Simplified Tight Bounds for Monotone Minimal Perfect Hashing
Dmitry Kosolobov
TL;DR
This work resolves the space complexity of monotone minimal perfect hash functions (MMPHFs) across the practical parameter range by establishing a tight lower bound of $\Omega\bigl(n \,\min\{\log\log\log \frac{u}{n}, \log n\}\bigr)$ bits for $u \ge (1+\varepsilon)n$, and showing this bound is achievable via a straightforward extension of Belazzougui et al.'s construction. The authors simplify Assadi et al.'s proof by removing heavy combinatorial machinery and rely primarily on probabilistic coloring arguments, complemented by a detailed, though non-novel, core component that matches previous techniques. They also provide a reduction to very large universe sizes to extend the bound across a broad range of $u$, and elucidate tight upper bounds via a bucketed, concatenated-structure construction that achieves the same space bound in} the tight regime.
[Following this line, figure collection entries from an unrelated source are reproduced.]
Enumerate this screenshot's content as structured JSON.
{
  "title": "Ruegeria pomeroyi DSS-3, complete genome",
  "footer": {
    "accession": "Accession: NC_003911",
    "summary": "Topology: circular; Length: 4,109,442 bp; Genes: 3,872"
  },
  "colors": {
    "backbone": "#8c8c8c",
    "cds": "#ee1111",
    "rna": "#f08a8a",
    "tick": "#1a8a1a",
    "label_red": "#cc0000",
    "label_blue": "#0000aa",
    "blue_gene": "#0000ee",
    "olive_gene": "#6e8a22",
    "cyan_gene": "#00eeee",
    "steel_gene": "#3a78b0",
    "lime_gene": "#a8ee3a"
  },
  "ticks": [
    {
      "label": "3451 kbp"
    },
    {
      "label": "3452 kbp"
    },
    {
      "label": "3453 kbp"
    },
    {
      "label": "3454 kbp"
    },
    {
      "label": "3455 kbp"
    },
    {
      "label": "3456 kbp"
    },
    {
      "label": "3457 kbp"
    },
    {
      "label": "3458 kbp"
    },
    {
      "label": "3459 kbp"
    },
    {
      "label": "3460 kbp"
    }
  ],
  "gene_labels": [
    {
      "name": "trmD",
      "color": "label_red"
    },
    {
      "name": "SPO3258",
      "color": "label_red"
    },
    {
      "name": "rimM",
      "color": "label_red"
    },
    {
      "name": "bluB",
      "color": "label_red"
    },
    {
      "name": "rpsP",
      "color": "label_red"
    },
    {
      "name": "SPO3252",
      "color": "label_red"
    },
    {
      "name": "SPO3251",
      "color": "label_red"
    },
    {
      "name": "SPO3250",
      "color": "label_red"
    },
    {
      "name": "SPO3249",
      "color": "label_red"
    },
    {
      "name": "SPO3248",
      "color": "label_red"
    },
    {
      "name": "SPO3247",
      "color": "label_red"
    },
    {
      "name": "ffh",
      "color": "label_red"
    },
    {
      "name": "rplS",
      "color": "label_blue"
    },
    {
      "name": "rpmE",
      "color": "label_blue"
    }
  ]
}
The results virtually settle the MMPHF space-usage problem for all reasonable $u$, and the approach offers a clearer probabilistic perspective on the interplay between colorings and data-structure encodings with potential applicability to related hashing problems.
Abstract
Given an increasing sequence of integers $x_1,\ldots,x_n$ from a universe $\{0,\ldots,u-1\}$, the monotone minimal perfect hash function (MMPHF) for this sequence is a data structure that answers the following rank queries: $rank(x) = i$ if $x = x_i$, for $i\in \{1,\ldots,n\}$, and $rank(x)$ is arbitrary otherwise. Assadi, Farach-Colton, and Kuszmaul recently presented at SODA'23 a proof of the lower bound $Ω(n \min\{\log\log\log u, \log n\})$ for the bits of space required by MMPHF, provided $u \ge n 2^{2^{\sqrt{\log\log n}}}$, which is tight since there is a data structure for MMPHF that attains this space bound (and answers the queries in $O(\log u)$ time). In this paper, we close the remaining gap by proving that, for $u \ge (1+ε)n$, where $ε> 0$ is any constant, the tight lower bound is $Ω(n \min\{\log\log\log \frac{u}{n}, \log n\})$, which is also attainable; we observe that, for all reasonable cases when $n < u < (1+ε)n$, known facts imply tight bounds, which virtually settles the problem. Along the way we substantially simplify the proof of Assadi et al. replacing a part of their heavy combinatorial machinery by trivial observations. However, an important part of the proof still remains complicated. This part of our paper repeats arguments of Assadi et al. and is not novel. Nevertheless, we include it, for completeness, offering a somewhat different perspective on these arguments.